Poor Sir Tim Hunt.
He thought it was a joke, apparently. Something light hearted, to raise a titter. I’m wondering how enormous the lack of self-awareness of this Nobel prize winner must be for him to have continued in this vein for five minutes in the face of an audience that clearly could not believe what they were witnessing.
Then he got on a plane back from South Korea and his comments were pinged around the world and made the subject of newspaper articles and radio interviews and Twitter pile-ons. I haven’t been on Twitter much today but there’s a #distractinglysexy hashtag full of women scientists being quite snarky about their ability to prioritise their work over falling in love with their colleagues. Presumably too, male colleagues can also fall in love.
As usual it’s the woman’s fault if men fall in love with her, just as much as it will be her fault for falling in love with a male colleague. If, however, she acts in a professional way and DOESN’T fall in love, then there’s bound to be something wrong with her. She’s obviously a frigid bitch or a ballbreaker or some such epithet.
There are plenty of men in the world who use the same logic to force women to cover themselves lest men, who seemingly are not in a position to control their own behaviour, are distracted by them. This does seem to the be the logical conclusion of Sir Tim’s call for segregated labs: let’s penalise women by covering them up; shutting them away and pretending they don’t exist. If they therefore can’t compete with us for jobs, then that’s mere coincidence.
I don’t want to go into it further here except for speculating that it’s him that has trouble with women colleagues and he deals with this by rationalising it into comments such as this.
The charge will be levelled that women are humourless and can’t take a joke but lines like this are symptomatic of a wider attitude. Yes, it’s just one silly-arse, arrogant old man saying these sorts of things, but how symptomatic is it of people at this level all across society?
Just last week the Prime Minister of India Narendra Modi expressed his pleasure that the Prime Minister of Bangladesh, Sheikh Hasina was tough on terrorism, “…despite being a woman.” Just one silly-arse man eh? Or are these attitudes among the men in charge so prevalent that society simply accepts them and they think they can make these throwaway remarks unchallenged?
If someone in such an eminent position is allowed to get away with this sort of thing it sends a clear message that these views are tolerable, that we prefer a bit of eccentricity “Oh, that’s just him,” to women being able to do their jobs to the best of their abilities without stupid irrational obstacles based on ridiculous stereotypes being placed in their way.
Then came the news that Sir Tim had resigned from University College London, whose statement made clear that his comments were incompatible with their gender equality ethos.
How easy it is to clamour for a resignation! Someone does something wrong and people demand their head on a pole at the Tower of London. I don’t think I approve of forced resignations any more than I approve of trial by Twitter or Twitter pile-ons. I confess I made my fair share of snarky comments first thing yesterday morning but my complaint was with the behaviour rather than the man.
You see, when someone is forced to resign and escape the glare of publicity over their faux pas, they escape the resultant public scrutiny too, don’t they? They can just hole up in their holiday home in France or go back to their lab and, though it’s usually a step back for their career for a while, nothing really changes. They are still the same person and their behaviour stays the same. If anything, they feel defensive and under siege and continue to hold the opinion or behave in an even more abhorrent way. No sunlight is allowed in onto their self-justification to force them to examine the impact of their views.
My preference would be for people to stay in their post, receive some training and try and rectify the damage they’ve done both to the institution they represent and more widely. Isn’t it better to take responsibility for one’s behaviour and try and put things right?

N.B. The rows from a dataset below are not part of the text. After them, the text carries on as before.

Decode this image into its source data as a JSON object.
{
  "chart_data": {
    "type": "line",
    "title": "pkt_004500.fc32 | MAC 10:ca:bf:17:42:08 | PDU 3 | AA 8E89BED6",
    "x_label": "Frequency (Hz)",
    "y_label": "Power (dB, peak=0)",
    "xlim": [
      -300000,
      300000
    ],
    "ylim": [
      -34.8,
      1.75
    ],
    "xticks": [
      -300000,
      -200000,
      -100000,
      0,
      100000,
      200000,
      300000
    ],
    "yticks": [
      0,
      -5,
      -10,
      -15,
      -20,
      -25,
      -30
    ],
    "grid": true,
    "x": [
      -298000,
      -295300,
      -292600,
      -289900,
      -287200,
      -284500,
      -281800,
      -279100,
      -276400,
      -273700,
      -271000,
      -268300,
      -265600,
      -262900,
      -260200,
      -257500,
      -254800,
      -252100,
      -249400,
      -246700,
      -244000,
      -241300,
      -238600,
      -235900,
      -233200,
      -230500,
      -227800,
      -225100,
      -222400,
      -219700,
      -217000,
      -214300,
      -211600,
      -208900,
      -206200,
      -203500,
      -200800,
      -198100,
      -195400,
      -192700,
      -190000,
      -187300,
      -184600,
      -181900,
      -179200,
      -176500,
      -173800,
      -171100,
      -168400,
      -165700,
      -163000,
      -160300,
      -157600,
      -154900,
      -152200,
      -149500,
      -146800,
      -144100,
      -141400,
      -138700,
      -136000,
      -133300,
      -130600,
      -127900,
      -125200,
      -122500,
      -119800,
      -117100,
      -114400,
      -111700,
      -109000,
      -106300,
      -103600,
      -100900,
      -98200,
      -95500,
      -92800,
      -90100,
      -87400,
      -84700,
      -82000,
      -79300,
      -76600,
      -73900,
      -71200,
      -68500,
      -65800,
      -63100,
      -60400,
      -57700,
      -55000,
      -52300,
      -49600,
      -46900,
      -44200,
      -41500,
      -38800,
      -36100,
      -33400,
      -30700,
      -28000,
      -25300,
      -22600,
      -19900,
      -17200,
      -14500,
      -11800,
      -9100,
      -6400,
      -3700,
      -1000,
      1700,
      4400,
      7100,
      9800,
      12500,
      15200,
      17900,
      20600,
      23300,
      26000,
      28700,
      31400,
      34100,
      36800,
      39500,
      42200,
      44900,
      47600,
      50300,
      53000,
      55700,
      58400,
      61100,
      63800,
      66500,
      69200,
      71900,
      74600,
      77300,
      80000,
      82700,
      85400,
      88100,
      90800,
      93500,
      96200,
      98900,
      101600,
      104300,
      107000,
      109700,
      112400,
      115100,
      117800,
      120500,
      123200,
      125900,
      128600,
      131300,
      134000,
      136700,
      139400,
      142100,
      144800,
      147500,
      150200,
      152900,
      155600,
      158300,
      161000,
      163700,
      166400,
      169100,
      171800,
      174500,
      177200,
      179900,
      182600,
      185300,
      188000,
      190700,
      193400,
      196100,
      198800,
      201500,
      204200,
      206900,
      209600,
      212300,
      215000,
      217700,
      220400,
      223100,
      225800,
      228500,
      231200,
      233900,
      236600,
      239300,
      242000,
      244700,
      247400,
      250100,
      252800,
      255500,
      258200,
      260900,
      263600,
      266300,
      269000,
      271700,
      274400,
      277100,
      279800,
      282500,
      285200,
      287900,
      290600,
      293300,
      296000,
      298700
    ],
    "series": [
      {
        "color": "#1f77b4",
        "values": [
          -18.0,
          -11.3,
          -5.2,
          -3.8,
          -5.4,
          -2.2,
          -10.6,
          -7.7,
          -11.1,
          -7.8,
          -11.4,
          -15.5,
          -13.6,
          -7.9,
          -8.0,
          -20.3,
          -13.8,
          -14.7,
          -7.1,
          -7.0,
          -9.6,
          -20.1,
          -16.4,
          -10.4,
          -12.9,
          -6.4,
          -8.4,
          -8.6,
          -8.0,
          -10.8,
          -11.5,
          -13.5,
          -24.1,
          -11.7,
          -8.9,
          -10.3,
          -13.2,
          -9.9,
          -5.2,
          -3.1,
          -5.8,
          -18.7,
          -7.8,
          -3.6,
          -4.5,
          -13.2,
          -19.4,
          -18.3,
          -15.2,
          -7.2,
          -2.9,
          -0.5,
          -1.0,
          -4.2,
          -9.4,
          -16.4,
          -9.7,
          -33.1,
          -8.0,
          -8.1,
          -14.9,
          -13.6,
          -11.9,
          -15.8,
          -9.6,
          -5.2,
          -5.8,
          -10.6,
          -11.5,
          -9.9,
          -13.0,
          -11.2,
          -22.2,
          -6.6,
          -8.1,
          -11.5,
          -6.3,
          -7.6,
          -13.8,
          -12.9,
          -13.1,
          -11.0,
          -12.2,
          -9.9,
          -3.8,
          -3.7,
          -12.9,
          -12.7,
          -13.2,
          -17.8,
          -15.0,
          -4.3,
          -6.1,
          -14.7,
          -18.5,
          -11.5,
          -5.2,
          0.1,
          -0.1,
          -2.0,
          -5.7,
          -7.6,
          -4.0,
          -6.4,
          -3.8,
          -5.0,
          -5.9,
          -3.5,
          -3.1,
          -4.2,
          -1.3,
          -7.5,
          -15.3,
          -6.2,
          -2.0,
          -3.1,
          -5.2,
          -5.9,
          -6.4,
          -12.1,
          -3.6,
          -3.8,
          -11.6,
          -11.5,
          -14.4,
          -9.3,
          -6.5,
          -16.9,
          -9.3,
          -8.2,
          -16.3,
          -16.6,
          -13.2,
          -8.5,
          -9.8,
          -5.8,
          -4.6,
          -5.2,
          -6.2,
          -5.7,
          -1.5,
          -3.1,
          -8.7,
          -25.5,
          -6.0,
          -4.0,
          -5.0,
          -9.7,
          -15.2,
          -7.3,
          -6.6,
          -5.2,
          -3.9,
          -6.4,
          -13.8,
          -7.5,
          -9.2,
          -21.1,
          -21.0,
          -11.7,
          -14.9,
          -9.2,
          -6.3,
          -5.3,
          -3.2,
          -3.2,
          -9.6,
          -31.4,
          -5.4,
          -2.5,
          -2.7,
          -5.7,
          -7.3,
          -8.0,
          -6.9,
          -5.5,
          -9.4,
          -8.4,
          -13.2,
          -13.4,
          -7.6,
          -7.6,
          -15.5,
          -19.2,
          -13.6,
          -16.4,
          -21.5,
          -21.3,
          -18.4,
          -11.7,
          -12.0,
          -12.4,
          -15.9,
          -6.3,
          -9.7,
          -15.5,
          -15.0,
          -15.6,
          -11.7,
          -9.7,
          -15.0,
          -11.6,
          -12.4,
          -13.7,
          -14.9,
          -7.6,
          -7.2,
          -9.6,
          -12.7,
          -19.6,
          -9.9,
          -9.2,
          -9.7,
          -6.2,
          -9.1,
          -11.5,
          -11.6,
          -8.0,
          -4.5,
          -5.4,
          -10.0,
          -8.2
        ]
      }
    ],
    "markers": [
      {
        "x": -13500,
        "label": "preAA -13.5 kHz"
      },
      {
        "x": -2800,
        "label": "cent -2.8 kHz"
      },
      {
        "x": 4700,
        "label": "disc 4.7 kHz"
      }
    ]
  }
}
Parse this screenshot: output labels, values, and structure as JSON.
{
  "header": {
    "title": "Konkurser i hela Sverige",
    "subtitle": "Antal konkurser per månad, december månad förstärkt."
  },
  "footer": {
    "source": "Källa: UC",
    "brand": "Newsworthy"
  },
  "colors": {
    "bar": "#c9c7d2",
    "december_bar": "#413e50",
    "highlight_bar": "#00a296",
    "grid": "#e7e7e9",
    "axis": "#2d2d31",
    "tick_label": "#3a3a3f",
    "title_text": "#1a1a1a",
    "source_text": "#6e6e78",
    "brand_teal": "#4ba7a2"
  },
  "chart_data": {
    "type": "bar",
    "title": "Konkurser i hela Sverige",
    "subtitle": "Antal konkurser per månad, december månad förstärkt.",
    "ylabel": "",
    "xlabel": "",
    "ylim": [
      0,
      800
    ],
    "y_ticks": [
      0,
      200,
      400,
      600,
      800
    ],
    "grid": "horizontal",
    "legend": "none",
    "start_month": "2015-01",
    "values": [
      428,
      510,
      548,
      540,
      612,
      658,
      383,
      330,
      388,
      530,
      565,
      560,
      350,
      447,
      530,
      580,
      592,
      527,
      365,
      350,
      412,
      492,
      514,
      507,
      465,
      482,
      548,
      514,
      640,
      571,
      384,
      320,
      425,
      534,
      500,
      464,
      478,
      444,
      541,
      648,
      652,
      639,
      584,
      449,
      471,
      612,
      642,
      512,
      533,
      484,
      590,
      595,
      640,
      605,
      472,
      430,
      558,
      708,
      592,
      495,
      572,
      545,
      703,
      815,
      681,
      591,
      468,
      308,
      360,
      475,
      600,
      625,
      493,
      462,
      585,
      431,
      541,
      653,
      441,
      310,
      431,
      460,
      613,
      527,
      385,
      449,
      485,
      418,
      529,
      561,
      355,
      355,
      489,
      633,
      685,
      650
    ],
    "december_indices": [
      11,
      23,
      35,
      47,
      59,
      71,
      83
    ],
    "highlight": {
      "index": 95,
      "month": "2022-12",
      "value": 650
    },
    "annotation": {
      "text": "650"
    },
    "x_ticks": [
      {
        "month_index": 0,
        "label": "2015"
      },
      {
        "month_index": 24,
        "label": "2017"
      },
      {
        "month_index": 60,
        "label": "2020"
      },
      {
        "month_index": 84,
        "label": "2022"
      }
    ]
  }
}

The first step, in my book, would be mandatory training in the issues faced by, in this case, women scientists in their career progression, in being taken seriously at work; in sexism and discrimination based on stupid, outdated stereotypes; in difficulties with combining work and family. Serious issues, all too often conveniently ignored by people who make these sorts of flippant comments.
It seems odd to me that University College were unaware of the views that Sir Tim so vocally holds dear to his heart. Why on earth was a self-designated “male chauvinist pig,” allowed to address such a forum if he was only setting himself (and his employer) up for ridicule and, eventually, to lose his job? Surely a gender equality policy requires training in what this means in terms of an employee’s responsibilities towards their colleagues and their employer and, in such high profile cases, their status as a role model?
It has been suggested that perhaps people deemed eminent are excused from such training which they might consider patronising. Perhaps the organisation is too intimidated to insist that they attend. What is the point of having gender equality policies that are only mandatory for some employees?
People higher up the career ladder are more in need of training to help them appreciate the need for a diverse team and of the contribution of people from a variety of backgrounds. Precisely because they have done well is why they have an enhanced need for an imagination about why others from different backgrounds haven’t. As usual, education and imagination are the answer and we can all benefit from learning about people not like us.
But I doubt whether those hounded to resign by an indignant mob will ever see things in those terms.